Read the guidelines and despair. The Covid “directives” and “guidance” on school openings and safety rules, from the White House to the New York State Education Department to the governor’s office to local school districts, are a confusing mess of constantly evolving, pass-the-buck “suggestions.” There is monumental fiddling while the country burns.

According to the State Education Department website, it is mandatory that children get vaccinated for polio, measles, mumps, rubella, hepatitis B, diphtheria, tetanus, pertussis and chickenpox. This is not optional; kids must be vaccinated or a doctor must provide a valid medical reason for the exception. Why can’t we do this for the Covid vaccine when it becomes available to all school-age kids?

Local school districts are asking for clear, concise guidelines for getting schools open and children back to class. They want to know about vaccination mandates, testing availability, social distancing requirements and options for online teaching. The New York State School Boards Association says that districts need the guidance as soon as possible. A lot of decisions are dependent on these guidelines, said Cathy Woodruff, speaking for the association.
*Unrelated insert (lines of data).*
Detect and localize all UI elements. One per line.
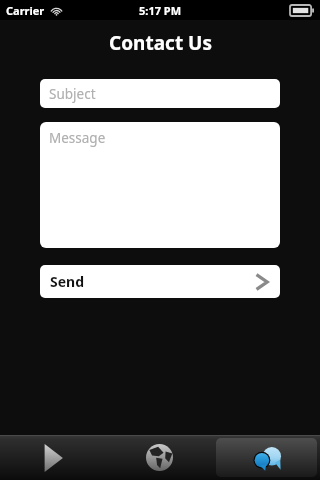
staticText: Send <box>50 272 85 291</box>
button[interactable]: Web <box>109 438 210 477</box>
button[interactable]: Send <box>40 265 280 298</box>
button[interactable]: Contact Us <box>216 438 317 477</box>
button[interactable]: Message <box>40 122 280 248</box>
staticText: Contact Us <box>109 30 212 56</box>
button[interactable]: Play <box>3 438 103 477</box>
staticText: 5:17 PM <box>139 3 182 18</box>
button[interactable]: Subject <box>40 79 280 108</box>
staticText: Message <box>49 129 106 147</box>
staticText: Subject <box>49 85 96 103</box>
staticText: Carrier <box>6 3 45 18</box>
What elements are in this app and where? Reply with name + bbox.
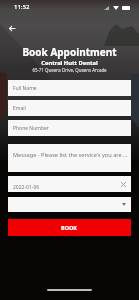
button[interactable]: Message - Please list the service's you … [8, 144, 131, 172]
button[interactable]: Full Name [8, 80, 131, 96]
button[interactable] [8, 197, 131, 212]
button[interactable]: 2022-01-06 [8, 176, 131, 192]
staticText: 65-71 Queens Drive, Queens Arcade [0, 67, 139, 73]
staticText: Email [13, 105, 26, 112]
staticText: Book Appointment [0, 45, 139, 59]
button[interactable]: Phone Number [8, 120, 131, 136]
staticText: Message - Please list the service's you … [13, 151, 128, 159]
button[interactable]: BOOK [8, 219, 131, 236]
staticText: Central Hutt Dental [0, 59, 139, 67]
button[interactable]: Email [8, 100, 131, 116]
staticText: 11:52 [14, 3, 30, 11]
staticText: BOOK [61, 224, 78, 231]
staticText: Full Name [13, 85, 37, 92]
staticText: Phone Number [13, 125, 49, 132]
button[interactable]: Back [6, 22, 18, 34]
staticText: 2022-01-06 [13, 184, 40, 191]
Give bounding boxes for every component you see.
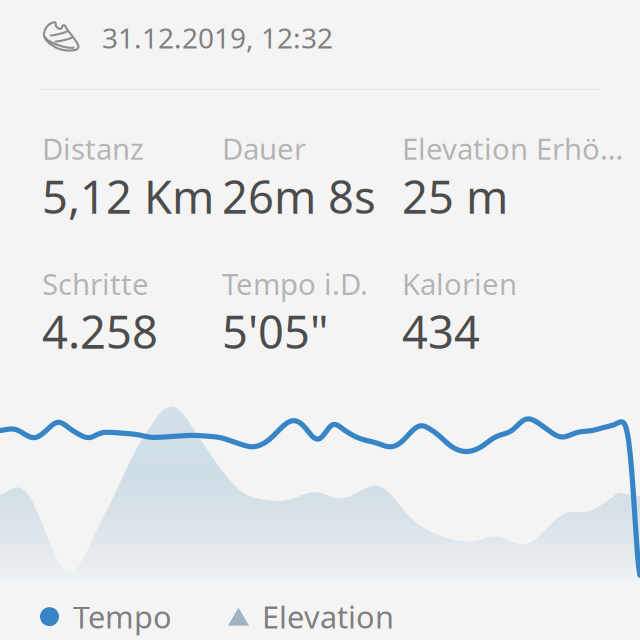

“Districts need as much information as possible, as early as possible, to prepare sufficiently and to put protocols in place in time for the start of school,’’ Woodruff said. “One of the many things we have learned from the experiences of 2020 and 2021 is the importance of consistency in the guidance from the state Department of Health and the CDC.”

Guess what? There is no consistency, and there are no hard-wired guidelines.

As for remote learning, which may be necessary in some places, Gov. Andrew Cuomo announced earlier this summer that he would be releasing a statewide policy on distance learning. His office has pointed to the state Health Department for guidance on that as well. Superintendents say they can work with the guidance, but need to get it started.

So, everyone is pointing to everyone else for “guidance.” The governor was hobbled by his self-inflicted political wounds, and it's good that he's resigning so we can move on this.

Uncertainties abound. How do you create school environments that are well ventilated and conducive to learning? How do you transport children safely to and from school? How do you feed them and organize their outdoor sports?

These questions beg for clear answers as the new strain of this disease spreads among unvaccinated Americans, creating the awful possibility of another, even more deadly variant popping up among this population of Covid victims who chose not to protect themselves.